Leitartikel14. Mai 2024

Ein »unpolitischer« Musik-Contest

von Uli Brockmeyer

Bei der Protestdemonstration gegen den israelischen Angriffskrieg in Gaza, organisiert am Samstag vom Komitee für einen gerechten Frieden im Nahen Osten (CPJPO) in der Stadt Esch/Alzette, hatte die junge Fatima aus Gaza, deren Familie seit Jahren in Luxemburg lebt, nur noch Tränen und Wut übrig, als sie über die Politik der Luxemburger Regierung sprach, die zwischen angedeuteter Solidarität mit den Palästinensern, über Gleichgültigkeit mit deren Schicksal und Komplizenschaft bis hin zur offenen Unterstützung des Aggressors hin und her pendelt.

Erst am 10. Mai hatte Luxemburg in der UNO-Generalversammlung für eine Resolution gestimmt, die den Status Palästinas im System der Organisation der Vereinten Nationen erhöhen soll. Dennoch gehört Luxemburg zu den Ländern, die Palästina bis heute nicht völkerrechtlich als Staat anerkennen.

Es ist vor allem die Gleichgültigkeit, die die junge Fatima am Samstag erregte. Viele Male habe man sich an die Regierung und persönlich an Außenminister Bettel gewandt, um Hilfe für Palästinenser zu erbitten, ohne greifbares Ergebnis. Im Vergleich zu den Flüchtlingen aus der Ukraine erhalten die hiesigen palästinensischen Flüchtlinge »nicht einmal zwei Prozent Unterstützung«, sagte sie.

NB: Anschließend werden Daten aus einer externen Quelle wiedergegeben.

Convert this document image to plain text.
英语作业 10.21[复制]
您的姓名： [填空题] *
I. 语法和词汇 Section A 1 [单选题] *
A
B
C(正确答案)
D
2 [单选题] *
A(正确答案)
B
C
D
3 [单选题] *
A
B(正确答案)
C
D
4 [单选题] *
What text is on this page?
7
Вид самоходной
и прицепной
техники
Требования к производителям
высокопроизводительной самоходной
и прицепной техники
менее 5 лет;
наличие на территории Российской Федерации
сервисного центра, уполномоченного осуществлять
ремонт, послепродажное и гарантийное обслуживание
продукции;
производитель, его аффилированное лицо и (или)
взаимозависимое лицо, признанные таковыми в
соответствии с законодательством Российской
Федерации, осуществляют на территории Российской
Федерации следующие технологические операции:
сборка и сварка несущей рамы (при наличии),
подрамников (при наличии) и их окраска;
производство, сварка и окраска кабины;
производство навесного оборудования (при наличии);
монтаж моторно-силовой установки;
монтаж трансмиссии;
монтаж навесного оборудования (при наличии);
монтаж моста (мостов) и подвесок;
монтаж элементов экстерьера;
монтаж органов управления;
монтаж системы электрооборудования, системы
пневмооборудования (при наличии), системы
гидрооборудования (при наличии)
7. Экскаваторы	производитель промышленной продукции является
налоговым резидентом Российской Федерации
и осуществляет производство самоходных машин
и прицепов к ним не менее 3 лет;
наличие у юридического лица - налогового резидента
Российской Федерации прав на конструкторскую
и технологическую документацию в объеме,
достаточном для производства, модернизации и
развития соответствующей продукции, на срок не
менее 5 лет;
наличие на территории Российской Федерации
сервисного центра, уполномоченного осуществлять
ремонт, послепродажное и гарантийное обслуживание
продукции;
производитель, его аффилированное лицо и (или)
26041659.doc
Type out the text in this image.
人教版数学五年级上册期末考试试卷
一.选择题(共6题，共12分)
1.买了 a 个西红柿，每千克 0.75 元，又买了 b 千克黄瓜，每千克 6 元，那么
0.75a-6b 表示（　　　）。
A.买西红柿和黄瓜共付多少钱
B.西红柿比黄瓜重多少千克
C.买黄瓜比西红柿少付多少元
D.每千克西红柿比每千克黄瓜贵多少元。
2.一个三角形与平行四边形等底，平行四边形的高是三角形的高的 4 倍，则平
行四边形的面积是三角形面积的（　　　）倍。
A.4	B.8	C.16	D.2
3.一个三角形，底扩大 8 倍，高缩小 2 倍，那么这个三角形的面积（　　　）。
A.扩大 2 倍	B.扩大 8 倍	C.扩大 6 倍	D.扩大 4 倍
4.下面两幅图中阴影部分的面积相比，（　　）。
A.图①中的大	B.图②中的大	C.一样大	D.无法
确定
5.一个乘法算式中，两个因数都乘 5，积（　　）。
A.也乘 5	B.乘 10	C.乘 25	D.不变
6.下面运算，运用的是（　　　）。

Das ist leider die bittere Realität. Denn Luxemburg folgt wie die Führungen aller NATO- und EU-Staaten dem offiziellen Narrativ, daß der Staat Israel durch die Palästinenser in seiner Existenz bedroht werde, und ignoriert dabei, daß das palästinensische Volk seit der Gründung des Staates Israel systematischer Vertreibung, Unterdrückung, rassistisch motivierter Verfolgung unterworfen ist. Gezielte Tötungen, willkürliche Verhaftungen, jahrelange Einkerkerungen ohne Gerichtsurteil, Zerstörungen von Wohnhäusern gehören zum traurigen Alltag – zu verantworten durch den Staat, der im »Werte-Westen« gern als »einzige Demokratie im Nahen Osten« bezeichnet wird.

Viele Jahre hat es gedauert, bis diese Haltung auch beim Eurovision Song Contest auf offenen Protest und Widerstand gestoßen ist. Bereits Wochen vor dem Spektakel in Malmö gab es vielfältige Forderungen aus aller Welt, Israel aus dem Contest auszuschließen. Immerhin sind Rußland und Bjelorußland wegen des Krieges in der Ukraine ausgeschlossen worden. Schließlich sahen sich die Veranstalter gezwungen, die israelische Teilnehmerin zu ersuchen, den Titel und den Text ihres Beitrags zu verändern, weil er sich eindeutig auf die Ereignisse des 7. Oktober bezog. So wollte man die Behauptung aufrecht erhalten, es handle sich um einen unpolitischen Wettbewerb – was allerdings seit Jahren nicht mehr der Fall ist.

Proteste in Malmö wurden als »israelfeindlich« und »antisemitisch« diffamiert. Die schwedische Polizei hatte Kollegen aus dem nahen Dänemark zu Hilfe angefordert, um mit brutaler Gewalt gegen Demonstranten vorzugehen. Kritische Bemerkungen und Ansätze von anderen Teilnehmern des ESC wurden unter den Tisch gekehrt. Im deutschen Staatsfernsehen ARD wurden sogar die deutlichen Mißfallensbekundungen des Publikums durch eingespielten stürmischen Beifall ersetzt. Alles nach dem Prinzip, daß nicht sein kann, was nicht sein darf.

Die im Westen verbreitete Propaganda der Unterstützung für Israel kannte auch beim offiziellen ESC keine Grenzen – übrigens auch nicht im Fall der Ukraine. Obwohl nur die Flaggen der Teilnehmerländer im Saal erlaubt waren, zeigte das schwedische Fernsehen begeisterte ukrainische Fans – mit der Fahne der Ukraine und mit dem schwarz-roten Banner der ukrainischen Faschisten.